Ich habe keine Botschaft. Ich weiß gar nicht, was das sein soll, eine Botschaft. Mir ist bewusst, dass viele Leute immer danach suchen und manchmal auch glauben, eine zu finden. Das ist dann aber nicht meine Botschaft, sondern das, was die Menschen für sich aus dem Werk ziehen. Was die Geschichte betrifft, lege ich großen Wert auf meine Charaktere. Kenne ich meine Figuren bis ins kleinste Detail, habe ich keine Schwierigkeiten, eine Geschichte zu erzählen.
Dein Film „Opfer“ aus dem Jahr 2018 orientiert sich an den Dogma95-Regeln. Was steckt dahinter?
Das Dogma95-Manifest umfasst zehn Regeln, die den Arbeitsprozess beim Drehen sehr einschränken (nur Handkamera, natürliches Licht, Farbe, keine Musik…). Diese Einschränkungen zwingen den Regisseur zu neuen kreativen Lösungen – und das ist eine ungemein befriedigende Erfahrung.
An welchem/n Projekt/en arbeitest du zurzeit?

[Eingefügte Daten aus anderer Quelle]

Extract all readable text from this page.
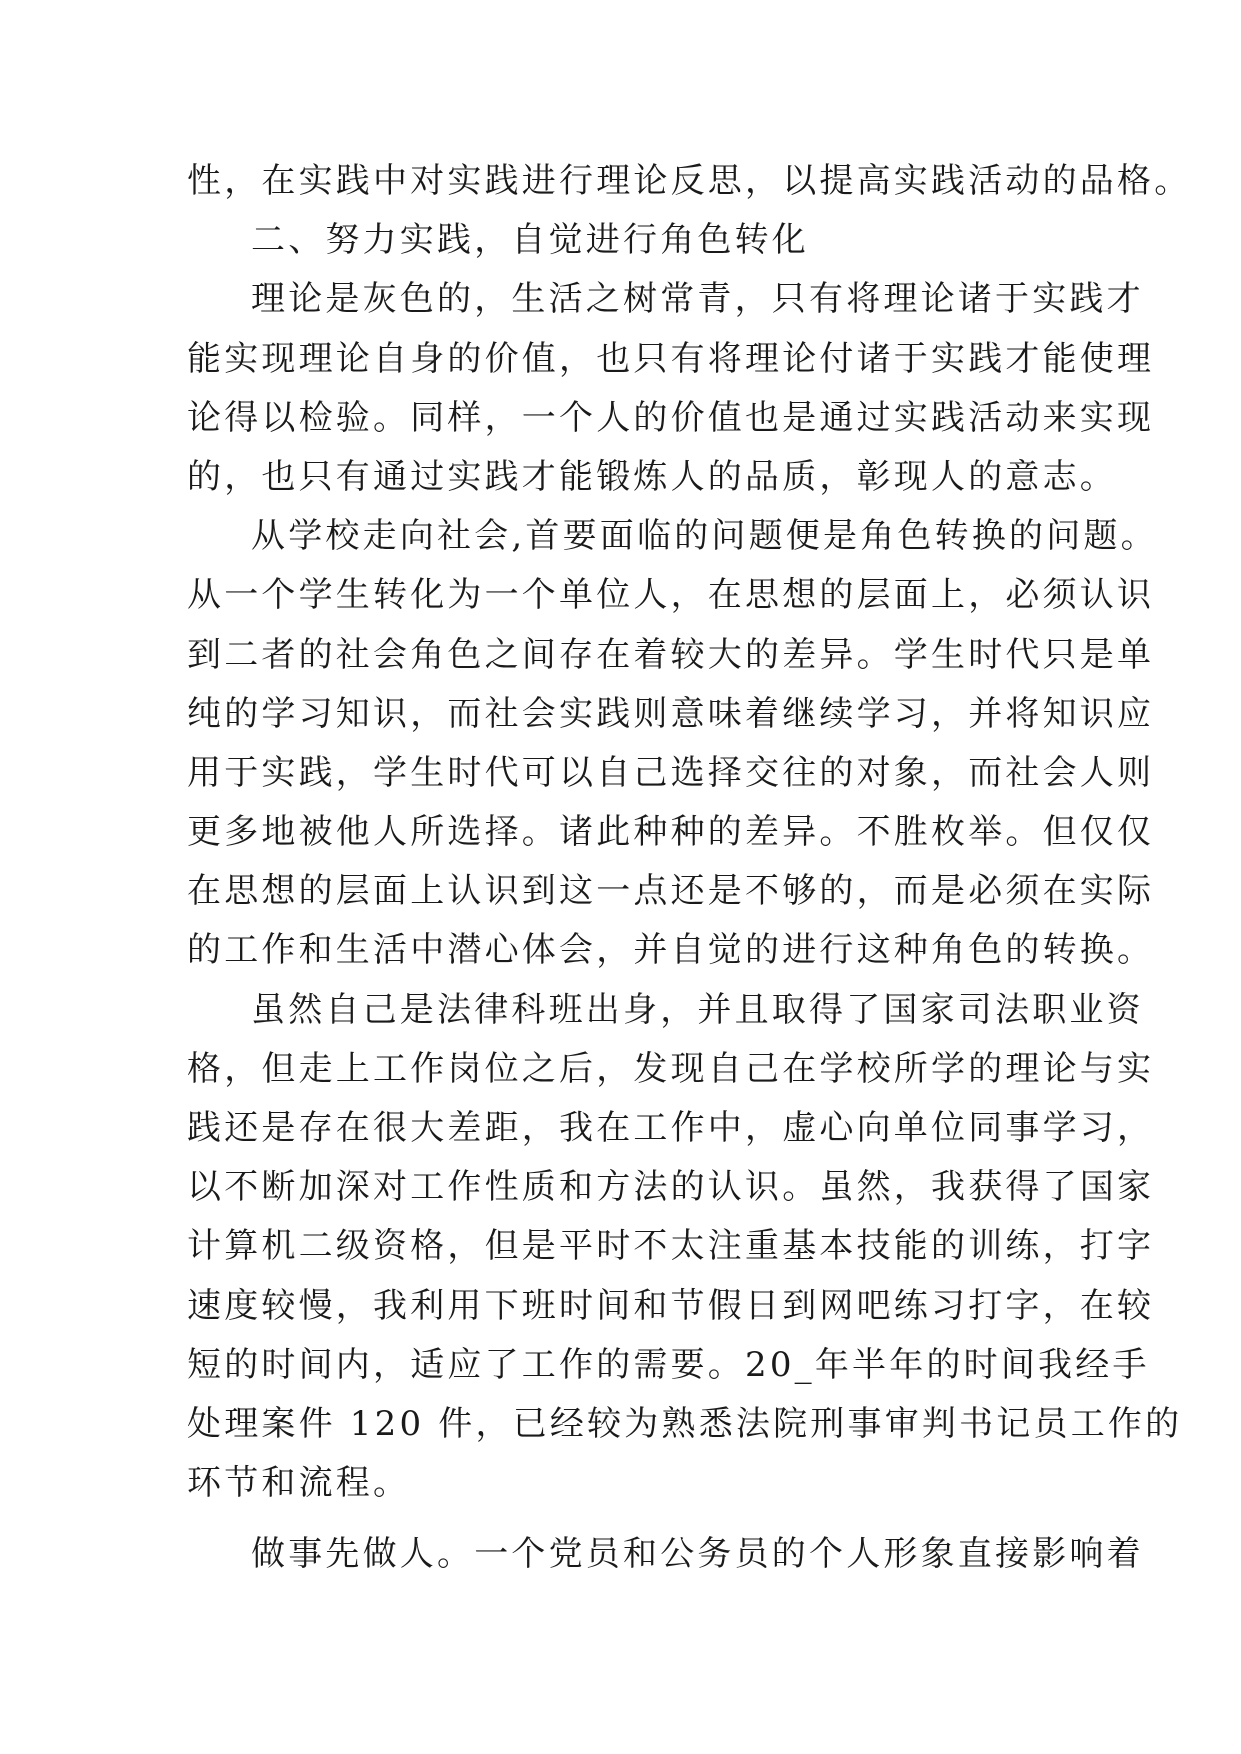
性，在实践中对实践进行理论反思，以提高实践活动的品格。
二、努力实践，自觉进行角色转化
理论是灰色的，生活之树常青，只有将理论诸于实践才
能实现理论自身的价值，也只有将理论付诸于实践才能使理
论得以检验。同样，一个人的价值也是通过实践活动来实现
的，也只有通过实践才能锻炼人的品质，彰现人的意志。
从学校走向社会,首要面临的问题便是角色转换的问题。
从一个学生转化为一个单位人，在思想的层面上，必须认识
到二者的社会角色之间存在着较大的差异。学生时代只是单
纯的学习知识，而社会实践则意味着继续学习，并将知识应
用于实践，学生时代可以自己选择交往的对象，而社会人则
更多地被他人所选择。诸此种种的差异。不胜枚举。但仅仅
在思想的层面上认识到这一点还是不够的，而是必须在实际
的工作和生活中潜心体会，并自觉的进行这种角色的转换。
虽然自己是法律科班出身，并且取得了国家司法职业资
格，但走上工作岗位之后，发现自己在学校所学的理论与实
践还是存在很大差距，我在工作中，虚心向单位同事学习，
以不断加深对工作性质和方法的认识。虽然，我获得了国家
计算机二级资格，但是平时不太注重基本技能的训练，打字
速度较慢，我利用下班时间和节假日到网吧练习打字，在较
短的时间内，适应了工作的需要。20_年半年的时间我经手
处理案件 120 件，已经较为熟悉法院刑事审判书记员工作的
环节和流程。
做事先做人。一个党员和公务员的个人形象直接影响着
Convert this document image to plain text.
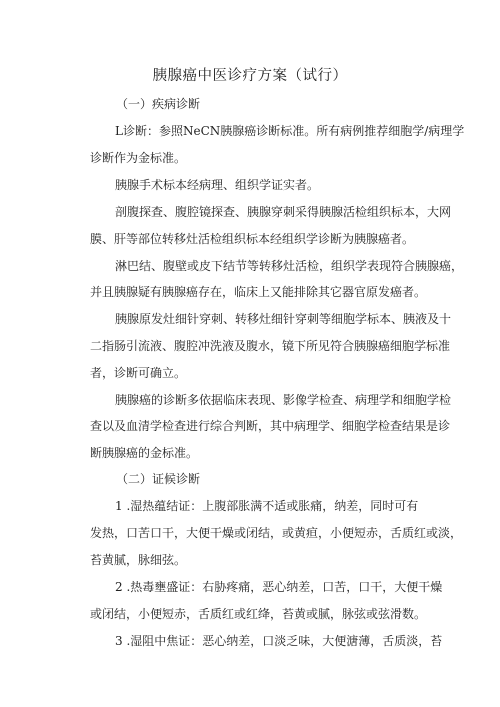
胰腺癌中医诊疗方案（试行）
（一）疾病诊断
L诊断：参照NeCN胰腺癌诊断标准。所有病例推荐细胞学/病理学
诊断作为金标准。
胰腺手术标本经病理、组织学证实者。
剖腹探查、腹腔镜探查、胰腺穿刺采得胰腺活检组织标本，大网
膜、肝等部位转移灶活检组织标本经组织学诊断为胰腺癌者。
淋巴结、腹壁或皮下结节等转移灶活检，组织学表现符合胰腺癌，
并且胰腺疑有胰腺癌存在，临床上又能排除其它器官原发癌者。
胰腺原发灶细针穿刺、转移灶细针穿刺等细胞学标本、胰液及十
二指肠引流液、腹腔冲洗液及腹水，镜下所见符合胰腺癌细胞学标准
者，诊断可确立。
胰腺癌的诊断多依据临床表现、影像学检查、病理学和细胞学检
查以及血清学检查进行综合判断，其中病理学、细胞学检查结果是诊
断胰腺癌的金标准。
（二）证候诊断
1 .湿热蕴结证：上腹部胀满不适或胀痛，纳差，同时可有
发热，口苦口干，大便干燥或闭结，或黄疸，小便短赤，舌质红或淡，
苔黄腻，脉细弦。
2 .热毒壅盛证：右胁疼痛，恶心纳差，口苦，口干，大便干燥
或闭结，小便短赤，舌质红或红绛，苔黄或腻，脉弦或弦滑数。
3 .湿阻中焦证：恶心纳差，口淡乏味，大便溏薄，舌质淡，苔
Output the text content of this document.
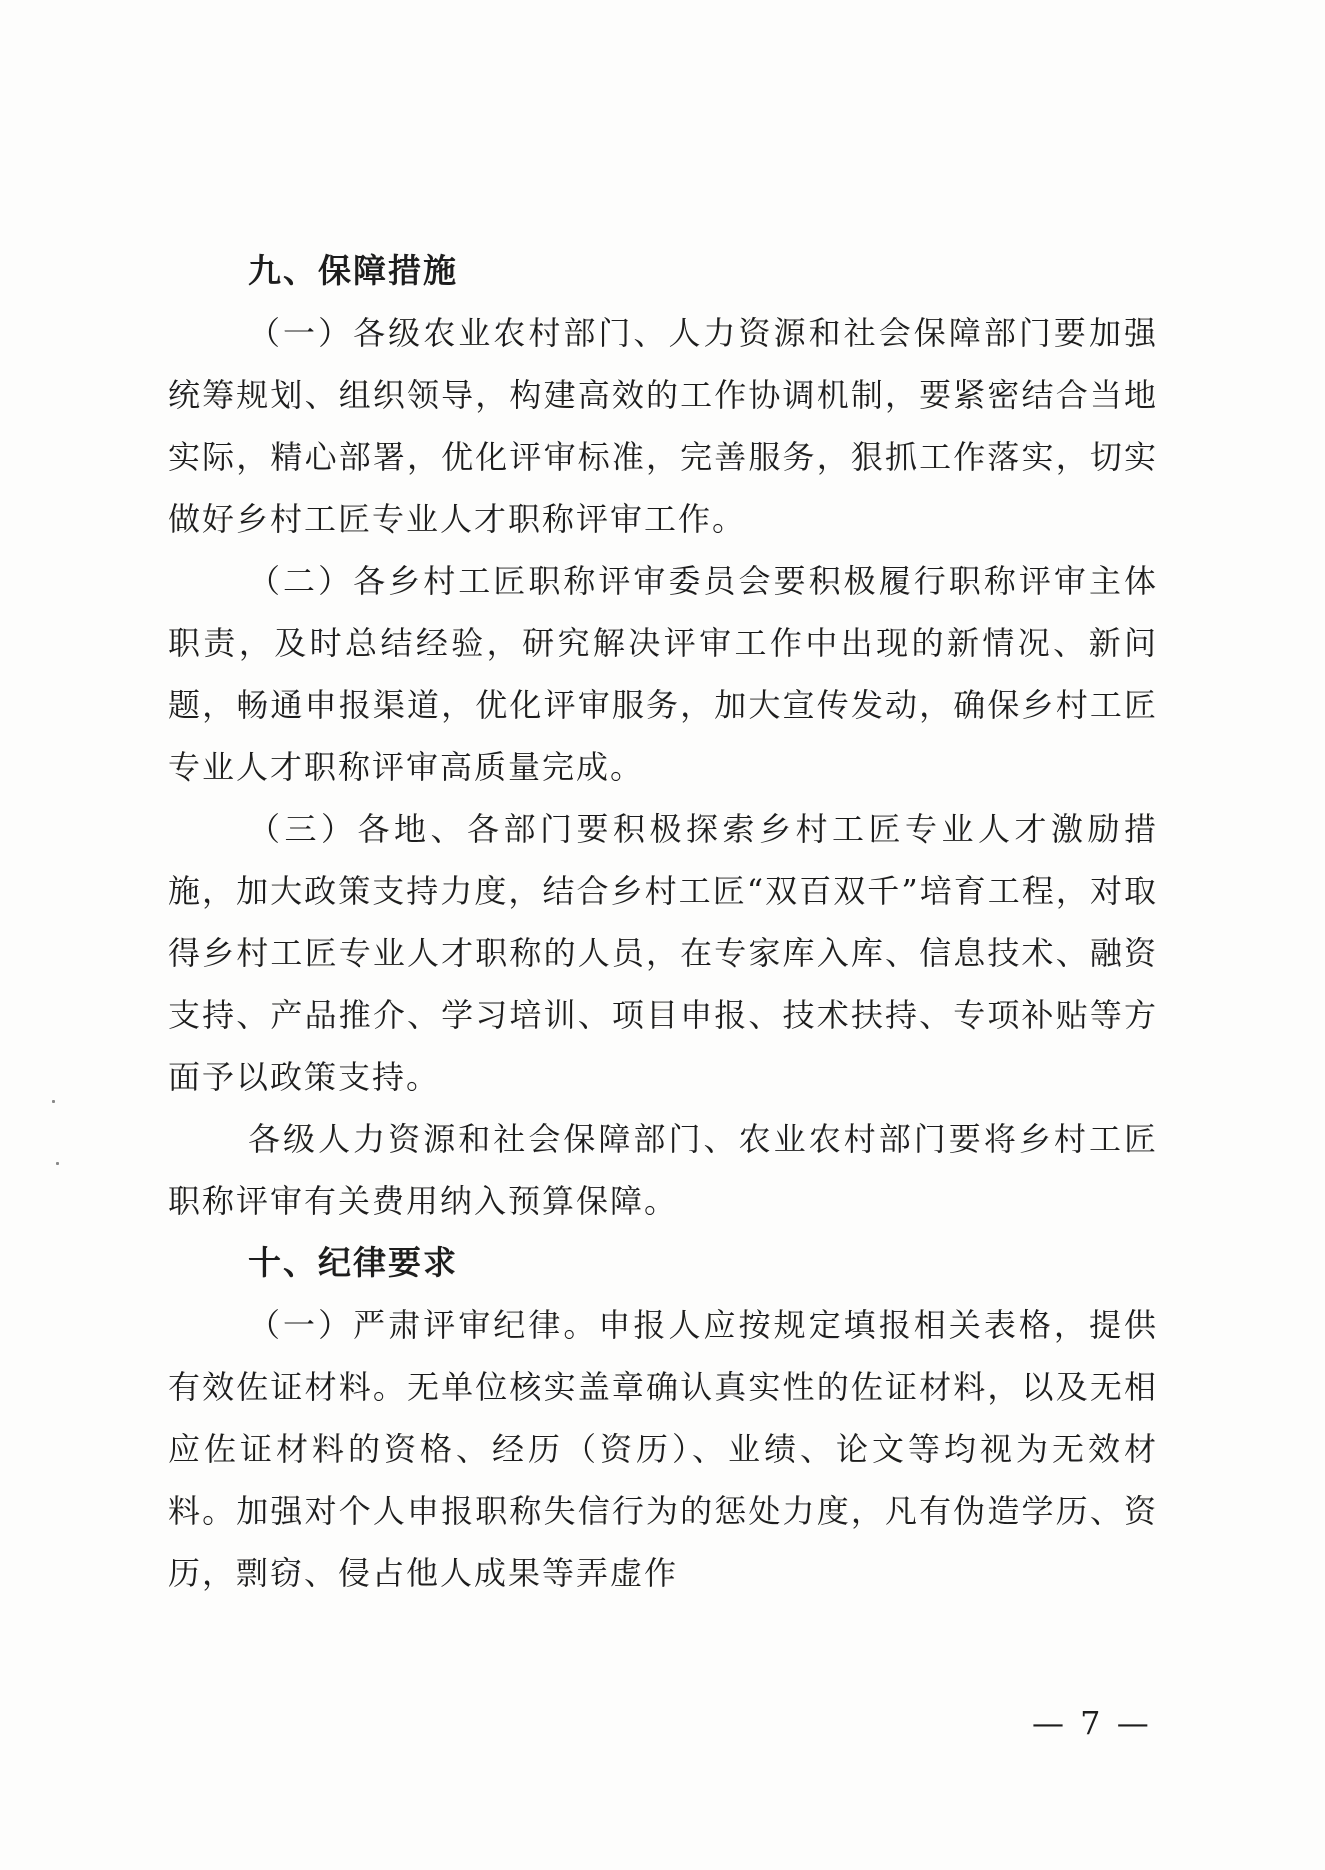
九、保障措施

（一）各级农业农村部门、人力资源和社会保障部门要加强统筹规划、组织领导，构建高效的工作协调机制，要紧密结合当地实际，精心部署，优化评审标准，完善服务，狠抓工作落实，切实做好乡村工匠专业人才职称评审工作。

（二）各乡村工匠职称评审委员会要积极履行职称评审主体职责，及时总结经验，研究解决评审工作中出现的新情况、新问题，畅通申报渠道，优化评审服务，加大宣传发动，确保乡村工匠专业人才职称评审高质量完成。

（三）各地、各部门要积极探索乡村工匠专业人才激励措施，加大政策支持力度，结合乡村工匠“双百双千”培育工程，对取得乡村工匠专业人才职称的人员，在专家库入库、信息技术、融资支持、产品推介、学习培训、项目申报、技术扶持、专项补贴等方面予以政策支持。

各级人力资源和社会保障部门、农业农村部门要将乡村工匠职称评审有关费用纳入预算保障。

十、纪律要求

（一）严肃评审纪律。申报人应按规定填报相关表格，提供有效佐证材料。无单位核实盖章确认真实性的佐证材料，以及无相应佐证材料的资格、经历（资历）、业绩、论文等均视为无效材料。加强对个人申报职称失信行为的惩处力度，凡有伪造学历、资历，剽窃、侵占他人成果等弄虚作

— 7 —
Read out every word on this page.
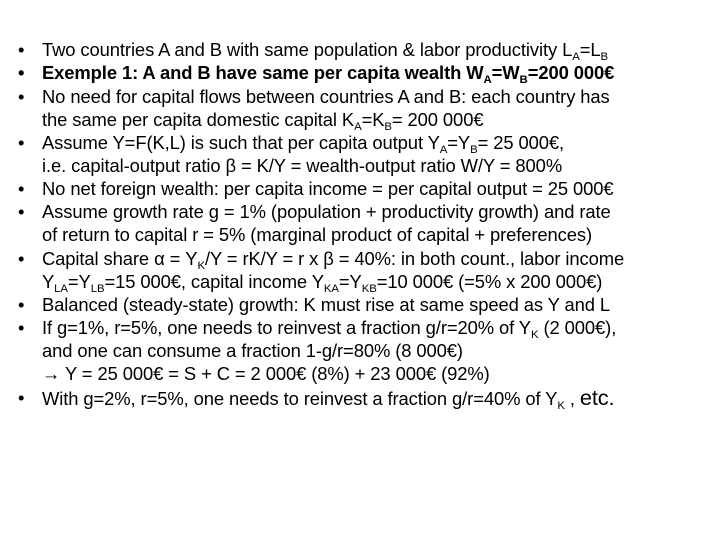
• Two countries A and B with same population & labor productivity $L_A=L_B$
• Exemple 1: A and B have same per capita wealth $W_A=W_B=200$ 000€
• No need for capital flows between countries A and B: each country has
the same per capita domestic capital $K_A=K_B= 200$ 000€
• Assume Y=F(K,L) is such that per capita output $Y_A=Y_B= 25$ 000€,
i.e. capital-output ratio β = K/Y = wealth-output ratio W/Y = 800%
• No net foreign wealth: per capita income = per capital output = 25 000€
• Assume growth rate g = 1% (population + productivity growth) and rate
of return to capital r = 5% (marginal product of capital + preferences)
• Capital share $\alpha = Y_K/Y = rK/Y = r$ x β = 40%: in both count., labor income
$Y_{LA}=Y_{LB}=15$ 000€, capital income $Y_{KA}=Y_{KB}=10$ 000€ (=5% x 200 000€)
• Balanced (steady-state) growth: K must rise at same speed as Y and L
• If g=1%, r=5%, one needs to reinvest a fraction g/r=20% of $Y_K$ (2 000€),
and one can consume a fraction 1-g/r=80% (8 000€)
→ Y = 25 000€ = S + C = 2 000€ (8%) + 23 000€ (92%)
• With g=2%, r=5%, one needs to reinvest a fraction g/r=40% of $Y_K$ , etc.
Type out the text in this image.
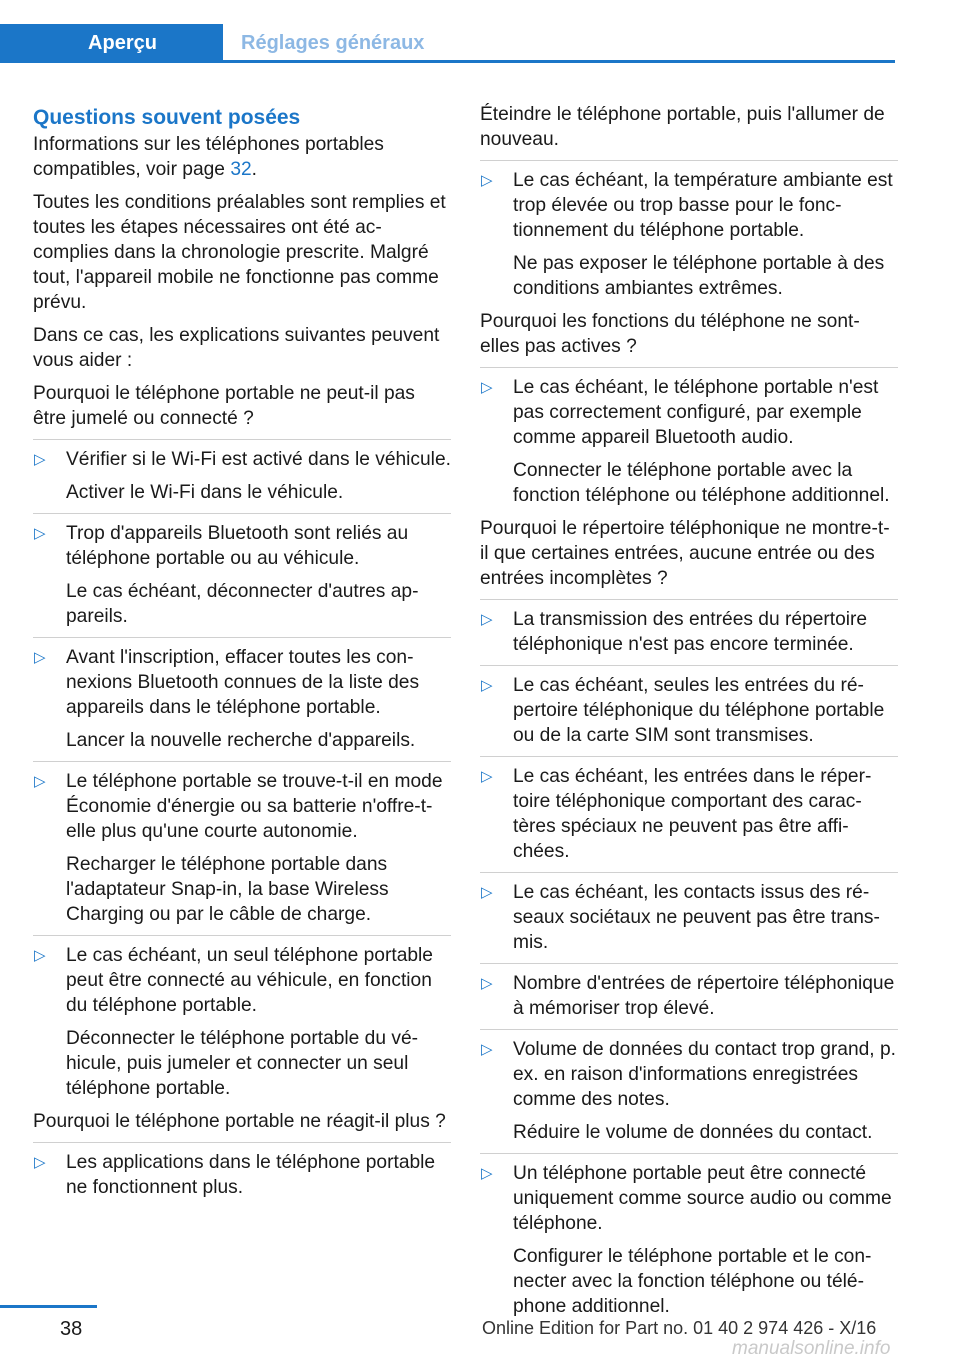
Aperçu	Réglages généraux
Questions souvent posées

Informations sur les téléphones portables compatibles, voir page 32.

Toutes les conditions préalables sont remplies et toutes les étapes nécessaires ont été accomplies dans la chronologie prescrite. Malgré tout, l'appareil mobile ne fonctionne pas comme prévu.

Dans ce cas, les explications suivantes peuvent vous aider :

Pourquoi le téléphone portable ne peut-il pas être jumelé ou connecté ?

▷ Vérifier si le Wi-Fi est activé dans le véhicule.
Activer le Wi-Fi dans le véhicule.
▷ Trop d'appareils Bluetooth sont reliés au téléphone portable ou au véhicule.
Le cas échéant, déconnecter d'autres appareils.
▷ Avant l'inscription, effacer toutes les connexions Bluetooth connues de la liste des appareils dans le téléphone portable.
Lancer la nouvelle recherche d'appareils.
▷ Le téléphone portable se trouve-t-il en mode Économie d'énergie ou sa batterie n'offre-t-elle plus qu'une courte autonomie.
Recharger le téléphone portable dans l'adaptateur Snap-in, la base Wireless Charging ou par le câble de charge.
▷ Le cas échéant, un seul téléphone portable peut être connecté au véhicule, en fonction du téléphone portable.
Déconnecter le téléphone portable du véhicule, puis jumeler et connecter un seul téléphone portable.

Pourquoi le téléphone portable ne réagit-il plus ?

▷ Les applications dans le téléphone portable ne fonctionnent plus.

Éteindre le téléphone portable, puis l'allumer de nouveau.

▷ Le cas échéant, la température ambiante est trop élevée ou trop basse pour le fonctionnement du téléphone portable.
Ne pas exposer le téléphone portable à des conditions ambiantes extrêmes.

Pourquoi les fonctions du téléphone ne sont-elles pas actives ?

▷ Le cas échéant, le téléphone portable n'est pas correctement configuré, par exemple comme appareil Bluetooth audio.
Connecter le téléphone portable avec la fonction téléphone ou téléphone additionnel.

Pourquoi le répertoire téléphonique ne montre-t-il que certaines entrées, aucune entrée ou des entrées incomplètes ?

▷ La transmission des entrées du répertoire téléphonique n'est pas encore terminée.
▷ Le cas échéant, seules les entrées du répertoire téléphonique du téléphone portable ou de la carte SIM sont transmises.
▷ Le cas échéant, les entrées dans le répertoire téléphonique comportant des caractères spéciaux ne peuvent pas être affichées.
▷ Le cas échéant, les contacts issus des réseaux sociétaux ne peuvent pas être transmis.
▷ Nombre d'entrées de répertoire téléphonique à mémoriser trop élevé.
▷ Volume de données du contact trop grand, p. ex. en raison d'informations enregistrées comme des notes.
Réduire le volume de données du contact.
▷ Un téléphone portable peut être connecté uniquement comme source audio ou comme téléphone.
Configurer le téléphone portable et le connecter avec la fonction téléphone ou téléphone additionnel.
38	Online Edition for Part no. 01 40 2 974 426 - X/16
manualsonline.info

Ich habe meinen zweiten Roman fertiggestellt, ob der das Licht der Welt erblicken wird, ist dank der unseligen Verlagsbranche noch unsicher. Ansonsten bereite ich gerade meinen ersten abendfüllenden Spielfilm vor. Er trägt den Titel „Die Lustvollen“ und wurde im letzten Sommer geschrieben. Wir sind gerade auf der Suche nach finanziellen Mitteln, beantragen Förderungen und hoffen, dass sich dort draußen Institutionen oder auch Privatpersonen finden, die bestrebt sind, anspruchsvolle Filmkunst made in Südtirol zu unterstützen. Ein Film wie „Die Lustvollen“ wurde hierzulande noch nie gedreht.
[Teseo La Marca]
ZUR PERSON
Christoph Waldboth wurde 1996 in Bozen geboren und ist dort aufgewachsen. Nach der Matura am Kunstgymnasium „Walther von der Vogelweide“ studierte er von 2015 bis 2018 Film und Fernsehen – Regie an der Medienakademie München. Seither lebt und arbeitet er als freier Filmemacher und Autor zwischen Bozen und Wien. Sein Werk umfasst mehrere Kurzfilme, Gedichte, sowie zwei bisher noch unveröffentlichte Romane. Außerdem schreibt er seit einigen Jahren als Filmkritiker für verschiedene Medien, allen voran salto.bz.